Another of the “small dishes” that are so interesting are what de Rontzier calls Eyerkuchen. In modern German, that word described a flat, flappy pancake, but what he is talking about looks more like a frittata or Spanish tortilla:
Of Eyerkuchen
1 You beat eggs with parmesan cheese, put it on top of an Eyerkuchen, make fire above and below and let it bake all through etc.
2 Put cheese of sweet milk into a Kuchen that has been baked a little beforehand, stir slices of white bread with eggs, lay this on top of the cheese, and make a fire above and below etc.
3 You bake an Eyerkuchen with violet flowers (Keilkenblumen, read Veilkenblumen).
4 Item with raisins, and strew it with sugar and salt etc.
5 You bet eggs with cream and bake it with small raisins. Then you mix (bricht) egg yolks with wine vinegar, sugar, small raisins, and saffron, pour it over the Kuchen and let it bake through etc.

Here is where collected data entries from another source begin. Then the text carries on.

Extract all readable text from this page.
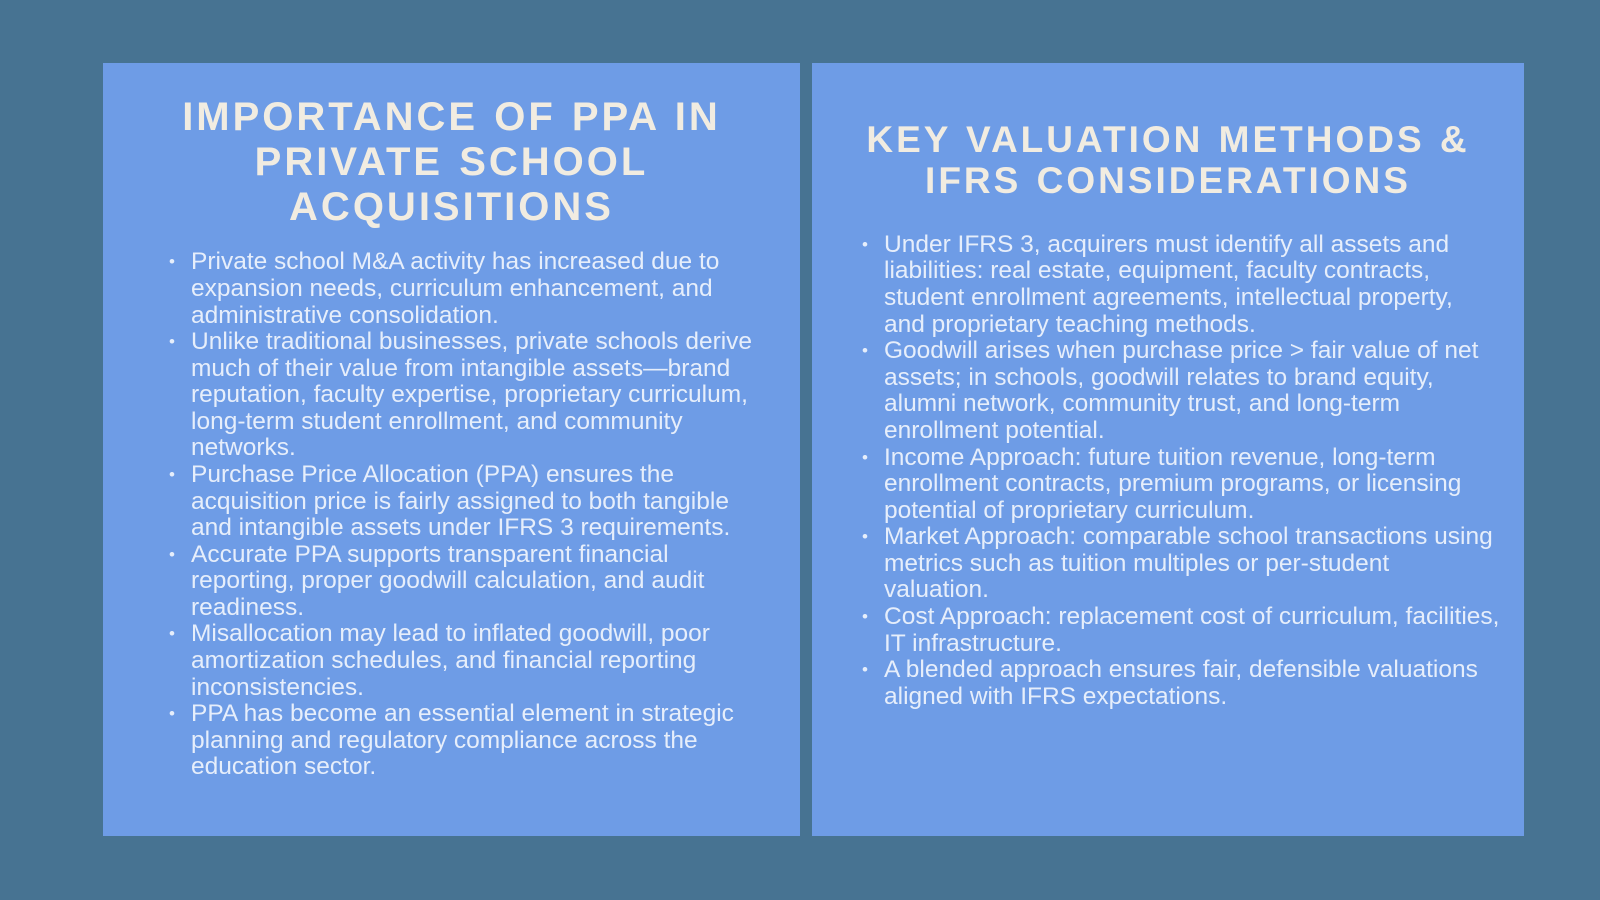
IMPORTANCE OF PPA IN PRIVATE SCHOOL ACQUISITIONS
• Private school M&A activity has increased due to expansion needs, curriculum enhancement, and administrative consolidation.
• Unlike traditional businesses, private schools derive much of their value from intangible assets—brand reputation, faculty expertise, proprietary curriculum, long-term student enrollment, and community networks.
• Purchase Price Allocation (PPA) ensures the acquisition price is fairly assigned to both tangible and intangible assets under IFRS 3 requirements.
• Accurate PPA supports transparent financial reporting, proper goodwill calculation, and audit readiness.
• Misallocation may lead to inflated goodwill, poor amortization schedules, and financial reporting inconsistencies.
• PPA has become an essential element in strategic planning and regulatory compliance across the education sector.
KEY VALUATION METHODS & IFRS CONSIDERATIONS
• Under IFRS 3, acquirers must identify all assets and liabilities: real estate, equipment, faculty contracts, student enrollment agreements, intellectual property, and proprietary teaching methods.
• Goodwill arises when purchase price > fair value of net assets; in schools, goodwill relates to brand equity, alumni network, community trust, and long-term enrollment potential.
• Income Approach: future tuition revenue, long-term enrollment contracts, premium programs, or licensing potential of proprietary curriculum.
• Market Approach: comparable school transactions using metrics such as tuition multiples or per-student valuation.
• Cost Approach: replacement cost of curriculum, facilities, IT infrastructure.
• A blended approach ensures fair, defensible valuations aligned with IFRS expectations.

6 You prepare a sauce (brueh) to go over an Eyerkuchen with vinegar, wine, egg yolk, pepper, and salt.
7 You fry streaky bacon in a pan, break eggs over it and strew it with salt when it is done.
8 You fry lean bacon with onions and apples, break eggs over it, and let it bake through.
9 You fry bacon with slices of white bread and large raisins, break eggs into it and bake it through together etc.
Salmon Kuchen
1 You fry salmon in butter a little, break eggs over it, and let it cook until well done. Strew it with salt and ginger when you wish to serve it.
2 You fry bacon and lay in dry salmon cut into strips (strimen), one next to the other. Beat eggs with salt and pepper and pour them over this.
3 You fry dry salmon in butter, beat eggs with parsley, pour them over, strew it with salt and mace etc.
Eyerkuchen of smoked herring (Buecklingen)
1 Clean the Buecklinge, fry them in butter, break eggs over them etc.
2 You fry onions in butter and fry the Bueckling with this until it is done. Break eggs over it, and when it is done, season the Kuchen with wine vinegar and pepper etc.
3 Fry Buecklinge in butter, pour eggs beaten with parsley and rosemary over them etc.
6 (should be 4) Fry Bueckling in butter with gooseberries (Stichbirn), break eggs over it and cook it until it is done.
(p. 534 ff)
The recipes are, as ever with de Rontzier, short and sketchy, but we can figure out a general gist. The principle of an Eyerkuchen is either to fry something in a pan, then add eggs and let the whole thing turn into a solid mass, or to pour eggs into the pan first and add other ingredients as they solidify. A shadow of this survives in the controversy of whether apple slices for Apfelpfannkuchen should be fried in butter and then covered in batter, or gently placed in the cooking pancake’s soft top. The instruction to cook it all the way through indicates that Eyerkuchen were quite thick, and the mention of making fire above and below indicates they were prepared in a cooking vessel akin to the Tortenpfanne used to prepare pies and pastries, something more like a Dutch oven with a lid to hold coals than a modern frying pan.
The egg mixes that are poured over cooked Eyerkuchen and turned into a kind of outer coating (recipes 1 and 5) are interesting, and suggest cooks got creative with the method. They look like a more sophisticated variant of building up layers of pancake by adding batter and flipping. The egg batter, too, is seasoned with herbs or enriched with cream, and no doubt stretched with milk and/or flour where the resources were less ample than at a princely court.
I gave this recipe a try, first with apples, onions, and bacon, then with herring and onions. Lacking a good way of applying heat from above and below, I resorted to flipping it, but I am convined it would look better and come out neater baked in an actual Dutch oven or Tortenpfanne. The taste was fine, but of courrse the whole thing was ridiculously rich, using four entire eggs and a whole herring for a medium-sized pan. It goes well with bread and butter (and with ketchup, if you are willing to break boundaries).
Franz de Rontzier, head cook to the bishop of Halberstadt and duke of Braunschweig, published his encyclopaedic Kunstbuch von mancherley Essen in 1598. He clearly looks to Marx Rumpolt’s New Kochbuch as the new gold standard, but fails to match it in engaging style or depth. He is thus overshadowed by the twin peaks of Marx Rumpolt and Anna Wecker. What makes his work interesting is the way in which he systematically lists versions of a class of dishes, illustrating the breadth or a court cook’s repertoire. He is also more modernly fashionable than Rumpolt. Looking to France rather than Italy and Spain for inspiration, and some of the dishes he first describes may be genuine innovations.